“Active Listening”

"Active Listening"

© Susan Todd-Raque

It is often rare to experience a month of one’s life without being faced with conflict.  Definitions for conflict include disagreement, to be contradictory, fight, battle or have incompatibility with another’s idea.  In a previous article I had questioned how could it be that in school two of the most important activities we engage in our lives, marriage and rearing children, are not taught in school.  I want to add a third, teaching a class on how to help people resolve conflict resolution.

Let’s begin by identifying situations for which the most common conflicts probably occur in a month’s time.  If you are spouse, it is probably safe to say you will have a conflict with your partner. If you are a parent, especially of a teenager, it is likely you are going to have many conflicts with them, and, alternatively, them with you.  At your job, there are many different ways conflict can happen.  It is likely there will be occasional conflict with your boss or supervisor.  If your work involves the public and customer service, this oftentimes creates difficult situations.

There are common threads that can help to make resolving conflict become a learned skill. I think foremost is being sure the person with whom you are in conflict with knows you understand their point of view. It is kind of like a fair bet when either person is willing to take the other’s odds. How often do you find one willing to do that?

In any conflict it is human nature to want the edge in the argument. This is often what happens when a conflict never gets resolved. Each person in the deliberation wants the other person to capitulate. And often, the more one person thinks the other is not listening to their point of view the more entrenched in their point of view they become, hence more unwilling to listen. The best way I have learned to accomplish helping the other person know that I am listening is what in the mental health business is known as “active listening”. You can’t do this when you just “pretend” to listen.  You should be able to repeat back the other person’s opinion in such a way they say to themselves: “(he/she) really understands my point of view.”
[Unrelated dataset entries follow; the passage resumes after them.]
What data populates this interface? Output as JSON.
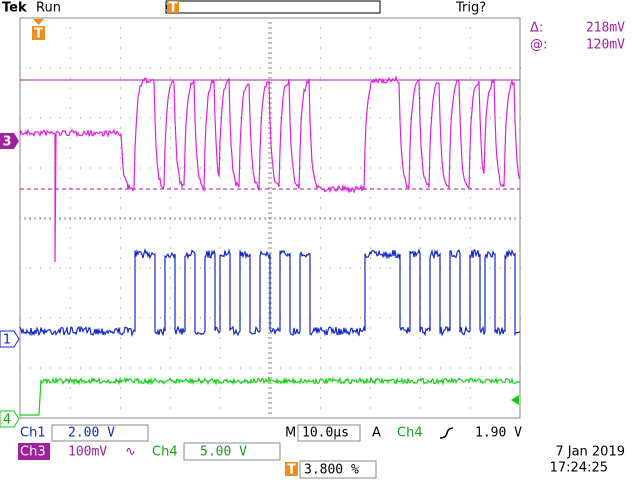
{
  "header": {
    "brand": "Tek",
    "status": "Run",
    "trigger_status": "Trig?"
  },
  "cursor_readout": {
    "delta_label": "Δ:",
    "delta": "218mV",
    "at_label": "@:",
    "at": "120mV"
  },
  "channel_markers": {
    "ch3": "3",
    "ch1": "1",
    "ch4": "4"
  },
  "settings": {
    "ch1": {
      "label": "Ch1",
      "scale": "2.00 V"
    },
    "ch3": {
      "label": "Ch3",
      "scale": "100mV"
    },
    "ch4": {
      "label": "Ch4",
      "scale": "5.00 V"
    },
    "timebase": {
      "label": "M",
      "value": "10.0µs"
    },
    "trigger": {
      "label": "A",
      "source": "Ch4",
      "level": "1.90 V"
    },
    "trigger_position": "3.800 %"
  },
  "timestamp": {
    "date": "7 Jan  2019",
    "time": "17:24:25"
  }
}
Then once a person understands the others’ point of view, either person can conclude the only resolution is to “agree to disagree” or to move toward a compromise. Certainly there are situations when agreeing to disagree only “kicks the can down the road”, leaving it unresolved and it festers often into a bigger conflict.  In other situations agreeing to disagree is a perfectly acceptable resolution.  Often this approach leads to future solutions. There are, for example, other situations, like when you tell your teenager they can’t do something, and they attempt to engage you in an argument to get you to change your ruling, when agreeing to disagree is a resolution and boundaries stay firm.

When one refuses to compromise you have to consider whether you are actually losing by winning.  To compromise one need to accept by each side giving up a little, in the long run you both get more. When this happens both parties win by losing.